Workers of the Electricity Company of Ghana (ECG) across the nation say morale in the company has gone down significantly over the decision to give the company over to private management.
They have said that if the current management is given the same deals and incentives that are being offered to the proposed private sector participants, the ECG would immediately become profitable.
“If government were to pay its debts as well as debts owed on behalf of government by various agencies, we would make profit. If they were to allow automatic tariff adjustments as they have promised the proposed private sector participants, ECG would make even more profit,” the workers have said.
In an interview with this newspaper yesterday, a senior member of staff who was present at a meeting held on July 10, at which the matter of the sale of ECG came up, described a publication in the Daily Searchlight of Monday July 14, titled ‘ECG To Be Sold’, as largely correct.

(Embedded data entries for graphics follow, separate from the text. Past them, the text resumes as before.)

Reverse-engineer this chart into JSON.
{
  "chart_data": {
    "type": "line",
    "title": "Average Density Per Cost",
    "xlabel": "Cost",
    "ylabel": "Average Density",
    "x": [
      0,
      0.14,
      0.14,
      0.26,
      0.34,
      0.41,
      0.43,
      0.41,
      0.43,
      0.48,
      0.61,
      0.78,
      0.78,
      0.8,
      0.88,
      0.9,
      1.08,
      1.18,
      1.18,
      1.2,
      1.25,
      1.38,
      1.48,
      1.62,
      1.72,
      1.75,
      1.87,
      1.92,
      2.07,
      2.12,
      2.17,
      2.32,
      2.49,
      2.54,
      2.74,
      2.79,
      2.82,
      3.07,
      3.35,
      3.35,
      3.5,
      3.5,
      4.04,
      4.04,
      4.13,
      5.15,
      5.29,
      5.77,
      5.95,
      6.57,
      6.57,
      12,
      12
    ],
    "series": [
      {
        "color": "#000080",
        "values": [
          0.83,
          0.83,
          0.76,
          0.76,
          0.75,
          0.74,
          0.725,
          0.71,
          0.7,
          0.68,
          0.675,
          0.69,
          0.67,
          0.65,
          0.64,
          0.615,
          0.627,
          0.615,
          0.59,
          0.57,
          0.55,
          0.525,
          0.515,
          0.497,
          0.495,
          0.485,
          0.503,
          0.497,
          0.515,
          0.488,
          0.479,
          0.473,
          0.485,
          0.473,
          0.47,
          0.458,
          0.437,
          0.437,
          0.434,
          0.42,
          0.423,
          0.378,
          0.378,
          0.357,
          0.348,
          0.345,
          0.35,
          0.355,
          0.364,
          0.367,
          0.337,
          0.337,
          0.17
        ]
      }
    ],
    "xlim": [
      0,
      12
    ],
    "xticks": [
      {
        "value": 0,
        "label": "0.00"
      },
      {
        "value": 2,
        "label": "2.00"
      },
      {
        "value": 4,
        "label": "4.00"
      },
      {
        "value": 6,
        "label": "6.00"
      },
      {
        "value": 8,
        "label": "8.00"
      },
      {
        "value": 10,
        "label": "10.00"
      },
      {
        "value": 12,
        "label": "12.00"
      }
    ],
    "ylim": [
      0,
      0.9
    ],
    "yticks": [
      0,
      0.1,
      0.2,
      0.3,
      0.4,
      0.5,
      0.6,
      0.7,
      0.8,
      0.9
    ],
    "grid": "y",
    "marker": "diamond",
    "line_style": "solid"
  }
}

“What the workers were told at that meeting was that government was contemplating private sector participation in downstream electricity distribution. To the workers, that translates into a suggestion that they are going to sell the company. Obviously people would be worried about jobs and other factors that affect their welfare and the welfare of the company, so they are worried,” the source said.
Since the publication in the Daily Searchlight of July 14, the Minister of Energy, Mr. Armah Kofi Buah, has been out to confirm that indeed government intends to introduce ‘private sector’ participation in the downstream electricity distribution.
Meanwhile, the Ghana Grant And Implementation Agreement between the government of Ghana and the Millennium Challenge Corporation (MCC) demonstrate surely that government has committed to hand over the management of all ECG or parts of the company over to private management.
The agreement provides at section © of Annex ‘A’ to the agreement; “Technical assistance to conduct feasibility analysis for a proposed compact program for private sector management in all or part of the country’s distribution networks, including analysis of the distribution sector for both ECG & NEDCO.”